At the center of these dealings is Greek finance minister, Yanis Varoufakis. He’s the voice and face of the Greece’s economic situation today.
His position on what to do about Greek’s crushing debt seems to change daily, but that seems to be working to his advantage.
Varoufakis, who describes himself as a libertarian Marxist, became the finance minister after the far-left Syriza party won a resounding victory in Greek elections in January.
Before being elected to parliament, Varoufakis was an economics professor. He teaches economic theory at the University of Athens, but for the past two years he has spent time as a visiting professor at the University of Texas at Austin.
He looks the part. In photos of his negotiations with various European leaders over the weekend, he appeared with an untucked shirt and no tie. It seemed to convey a message: I don’t play by your rules.
Varoufakis’ academic specialty is game theory, the study of strategic decision-making. James Galbraith, a fellow UT Austin professor, told Bloomberg that Varoufakis was as knowledgeable “as anyone on the planet” and would “be thinking more than a few steps ahead” in negotiations with Greece’s creditors, known as the troika (the International Monetary Fund, the European Central Bank, and the European Commission).

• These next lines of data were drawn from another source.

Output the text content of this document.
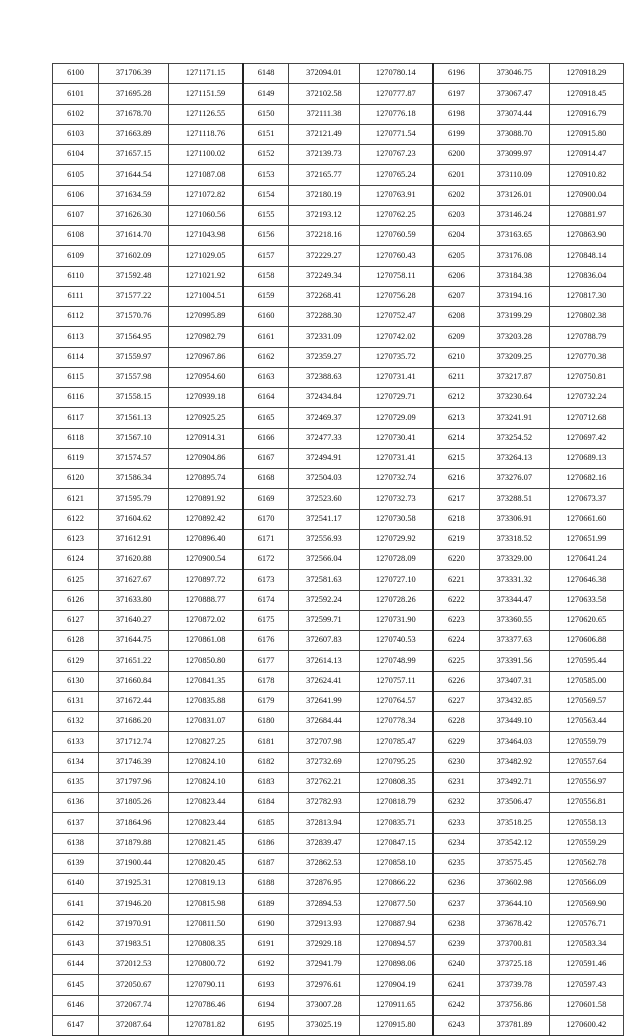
6100	371706.39	1271171.15	6148	372094.01	1270780.14	6196	373046.75	1270918.29
6101	371695.28	1271151.59	6149	372102.58	1270777.87	6197	373067.47	1270918.45
6102	371678.70	1271126.55	6150	372111.38	1270776.18	6198	373074.44	1270916.79
6103	371663.89	1271118.76	6151	372121.49	1270771.54	6199	373088.70	1270915.80
6104	371657.15	1271100.02	6152	372139.73	1270767.23	6200	373099.97	1270914.47
6105	371644.54	1271087.08	6153	372165.77	1270765.24	6201	373110.09	1270910.82
6106	371634.59	1271072.82	6154	372180.19	1270763.91	6202	373126.01	1270900.04
6107	371626.30	1271060.56	6155	372193.12	1270762.25	6203	373146.24	1270881.97
6108	371614.70	1271043.98	6156	372218.16	1270760.59	6204	373163.65	1270863.90
6109	371602.09	1271029.05	6157	372229.27	1270760.43	6205	373176.08	1270848.14
6110	371592.48	1271021.92	6158	372249.34	1270758.11	6206	373184.38	1270836.04
6111	371577.22	1271004.51	6159	372268.41	1270756.28	6207	373194.16	1270817.30
6112	371570.76	1270995.89	6160	372288.30	1270752.47	6208	373199.29	1270802.38
6113	371564.95	1270982.79	6161	372331.09	1270742.02	6209	373203.28	1270788.79
6114	371559.97	1270967.86	6162	372359.27	1270735.72	6210	373209.25	1270770.38
6115	371557.98	1270954.60	6163	372388.63	1270731.41	6211	373217.87	1270750.81
6116	371558.15	1270939.18	6164	372434.84	1270729.71	6212	373230.64	1270732.24
6117	371561.13	1270925.25	6165	372469.37	1270729.09	6213	373241.91	1270712.68
6118	371567.10	1270914.31	6166	372477.33	1270730.41	6214	373254.52	1270697.42
6119	371574.57	1270904.86	6167	372494.91	1270731.41	6215	373264.13	1270689.13
6120	371586.34	1270895.74	6168	372504.03	1270732.74	6216	373276.07	1270682.16
6121	371595.79	1270891.92	6169	372523.60	1270732.73	6217	373288.51	1270673.37
6122	371604.62	1270892.42	6170	372541.17	1270730.58	6218	373306.91	1270661.60
6123	371612.91	1270896.40	6171	372556.93	1270729.92	6219	373318.52	1270651.99
6124	371620.88	1270900.54	6172	372566.04	1270728.09	6220	373329.00	1270641.24
6125	371627.67	1270897.72	6173	372581.63	1270727.10	6221	373331.32	1270646.38
6126	371633.80	1270888.77	6174	372592.24	1270728.26	6222	373344.47	1270633.58
6127	371640.27	1270872.02	6175	372599.71	1270731.90	6223	373360.55	1270620.65
6128	371644.75	1270861.08	6176	372607.83	1270740.53	6224	373377.63	1270606.88
6129	371651.22	1270850.80	6177	372614.13	1270748.99	6225	373391.56	1270595.44
6130	371660.84	1270841.35	6178	372624.41	1270757.11	6226	373407.31	1270585.00
6131	371672.44	1270835.88	6179	372641.99	1270764.57	6227	373432.85	1270569.57
6132	371686.20	1270831.07	6180	372684.44	1270778.34	6228	373449.10	1270563.44
6133	371712.74	1270827.25	6181	372707.98	1270785.47	6229	373464.03	1270559.79
6134	371746.39	1270824.10	6182	372732.69	1270795.25	6230	373482.92	1270557.64
6135	371797.96	1270824.10	6183	372762.21	1270808.35	6231	373492.71	1270556.97
6136	371805.26	1270823.44	6184	372782.93	1270818.79	6232	373506.47	1270556.81
6137	371864.96	1270823.44	6185	372813.94	1270835.71	6233	373518.25	1270558.13
6138	371879.88	1270821.45	6186	372839.47	1270847.15	6234	373542.12	1270559.29
6139	371900.44	1270820.45	6187	372862.53	1270858.10	6235	373575.45	1270562.78
6140	371925.31	1270819.13	6188	372876.95	1270866.22	6236	373602.98	1270566.09
6141	371946.20	1270815.98	6189	372894.53	1270877.50	6237	373644.10	1270569.90
6142	371970.91	1270811.50	6190	372913.93	1270887.94	6238	373678.42	1270576.71
6143	371983.51	1270808.35	6191	372929.18	1270894.57	6239	373700.81	1270583.34
6144	372012.53	1270800.72	6192	372941.79	1270898.06	6240	373725.18	1270591.46
6145	372050.67	1270790.11	6193	372976.61	1270904.19	6241	373739.78	1270597.43
6146	372067.74	1270786.46	6194	373007.28	1270911.65	6242	373756.86	1270601.58
6147	372087.64	1270781.82	6195	373025.19	1270915.80	6243	373781.89	1270600.42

But if that’s true, Varoufakis doesn’t come across as coldly calculating. He comes across as rash. Right out of the gate, Greece declared it would not negotiate with the troika, and Varoufakis wrote a post on his personal blog blasting the media for getting his motives wrong.

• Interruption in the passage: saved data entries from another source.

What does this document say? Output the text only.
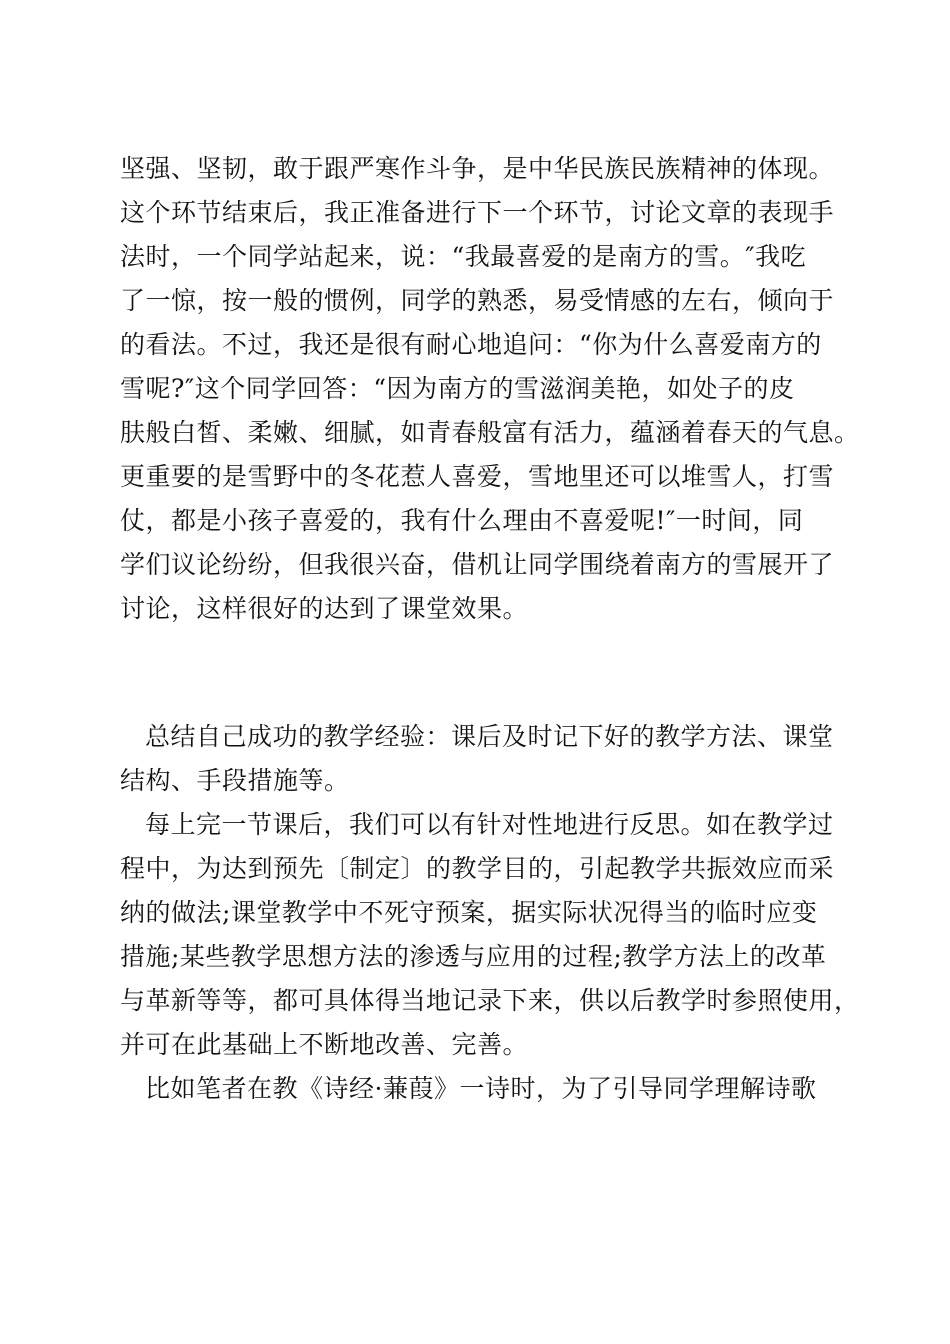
坚强、坚韧，敢于跟严寒作斗争，是中华民族民族精神的体现。
这个环节结束后，我正准备进行下一个环节，讨论文章的表现手
法时，一个同学站起来，说：“我最喜爱的是南方的雪。″我吃
了一惊，按一般的惯例，同学的熟悉，易受情感的左右，倾向于
的看法。不过，我还是很有耐心地追问：“你为什么喜爱南方的
雪呢?″这个同学回答：“因为南方的雪滋润美艳，如处子的皮
肤般白皙、柔嫩、细腻，如青春般富有活力，蕴涵着春天的气息。
更重要的是雪野中的冬花惹人喜爱，雪地里还可以堆雪人，打雪
仗，都是小孩子喜爱的，我有什么理由不喜爱呢!″一时间，同
学们议论纷纷，但我很兴奋，借机让同学围绕着南方的雪展开了
讨论，这样很好的达到了课堂效果。
总结自己成功的教学经验：课后及时记下好的教学方法、课堂
结构、手段措施等。
每上完一节课后，我们可以有针对性地进行反思。如在教学过
程中，为达到预先〔制定〕的教学目的，引起教学共振效应而采
纳的做法;课堂教学中不死守预案，据实际状况得当的临时应变
措施;某些教学思想方法的渗透与应用的过程;教学方法上的改革
与革新等等，都可具体得当地记录下来，供以后教学时参照使用，
并可在此基础上不断地改善、完善。
比如笔者在教《诗经·蒹葭》一诗时，为了引导同学理解诗歌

At that point, people started worrying that Greece had gone off the rails. Varoufakis seemed to be pursuing what is known in strategy as a madman theory. Basically, if you act crazy enough, your enemy will fear you and give you more of what you want.

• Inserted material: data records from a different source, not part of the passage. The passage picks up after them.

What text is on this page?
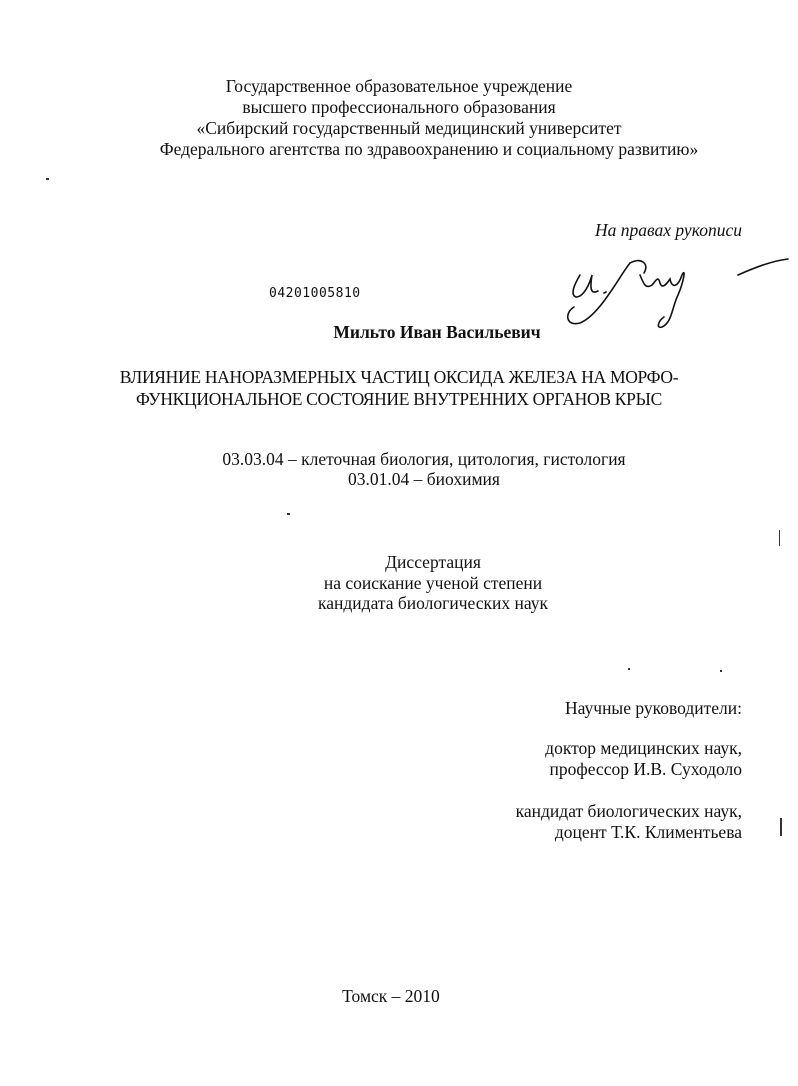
Государственное образовательное учреждение
высшего профессионального образования
«Сибирский государственный медицинский университет
Федерального агентства по здравоохранению и социальному развитию»
На правах рукописи
04201005810
Мильто Иван Васильевич
ВЛИЯНИЕ НАНОРАЗМЕРНЫХ ЧАСТИЦ ОКСИДА ЖЕЛЕЗА НА МОРФО-
ФУНКЦИОНАЛЬНОЕ СОСТОЯНИЕ ВНУТРЕННИХ ОРГАНОВ КРЫС
03.03.04 – клеточная биология, цитология, гистология
03.01.04 – биохимия
Диссертация
на соискание ученой степени
кандидата биологических наук
Научные руководители:
доктор медицинских наук,
профессор И.В. Суходоло
кандидат биологических наук,
доцент Т.К. Климентьева
Томск – 2010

But over the weekend Varoufakis embarked on a trip around Europe in which he met with various leaders and seemed to start doing what he said he wouldn’t: negotiating. Or at least pre-negotiating. In France, he gained some support for his cause.
Tuesday morning, Varoufakis proposed a swap instead of a haircut on the debt that is drowning Greece. From the FT:
Attempting to sound an emollient note, Mr. Varoufakis told the Financial Times the government would no longer call for a headline write-off of Greece’s €315bn foreign debt. Rather it would request a “menu of debt swaps” to ease the burden, including two types of new bonds.
The first type, indexed to nominal economic growth, would replace European rescue loans, and the second, which he termed “perpetual bonds,” would replace European Central Bank-owned Greek bonds.
This might be appealing to the Germans, who are opposed to a haircut.
It seems as if Varoufakis’ strategy — bold, a little crazy, but willing to negotiate — might just get him somewhere. On the other hand, it could backfire spectacularly. Either way, the fate of the euro project seems to be at least partially in the hands of a tieless, bold, radical economist.